First-language mastery must come before second-language instruction, noted Harvey. Success hinges on early exposure, quality materials and teacher training in linguistically responsive methods. Balanced bilinguals consistently outperform peers and show stronger working memory, she adds.

Despite isiNdebele being spoken by 9.9% of Mpumalanga’s population, according to the Census, it is under-represented in curriculum planning and teacher training. Placement often relies on staffing limitations, forcing children into language streams that hinder comprehension.

A few metres from Khangela, Othandweni Primary School, offers a stark contrast. In 2025, the principal of the Q3 school, James Mhlongo, introduced MTbBE in Grade 4, teaching maths and science in isiZulu and English.

Othandweni went further: creating space for isiNdebele, engaging cultural groups, and unveiling a Grade R class. But no families enrolled.
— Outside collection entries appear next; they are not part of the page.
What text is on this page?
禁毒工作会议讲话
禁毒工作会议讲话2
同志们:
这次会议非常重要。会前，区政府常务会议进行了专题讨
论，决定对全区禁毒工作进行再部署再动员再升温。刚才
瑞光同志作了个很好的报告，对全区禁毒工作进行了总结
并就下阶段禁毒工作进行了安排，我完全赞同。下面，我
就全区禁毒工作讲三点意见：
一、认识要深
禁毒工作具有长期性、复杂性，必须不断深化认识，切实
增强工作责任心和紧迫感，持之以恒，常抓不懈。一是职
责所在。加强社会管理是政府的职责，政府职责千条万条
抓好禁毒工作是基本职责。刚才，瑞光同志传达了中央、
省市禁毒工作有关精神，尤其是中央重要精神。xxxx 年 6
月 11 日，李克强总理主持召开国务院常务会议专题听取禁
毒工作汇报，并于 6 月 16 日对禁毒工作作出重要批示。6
“Even isiNdebele-speaking families prefer isiZulu, believing it offers broader opportunities,” Mhlongo said. He reflects that language choice is shaped by aspiration, access and perceived mobility. isiZulu is seen as a strategic compromise in a region where English remains the gatekeeper to education.

Harvey warned that unfamiliar languages in early education overload cognition, impairing decoding, comprehension and long-term literacy. Smyth added that without updated dictionaries, trained teachers and community-rooted materials, minority languages risk becoming symbolic rather than functional.

Translator of the Sesotho children’s book Chulumanco to isiNdebele, Bontle Mothoa said: “Language carries identity, dignity and history. When children hear teachers speak isiNdebele in class, it tells them their culture matters and their voice belongs in the future of this country.

“If we lose a language, we lose a world view. But if we nurture it, we give future generations the power to dream, learn and lead.”

The Mpumalanga education department did not respond to repeated requests for comment.

Attempts to obtain further details from Mkhize Attorneys, which issued the notice to Khangela, declined to comment citing attorney-client privilege.

This article has been produced with the support of the Henry Nxumalo Foundation.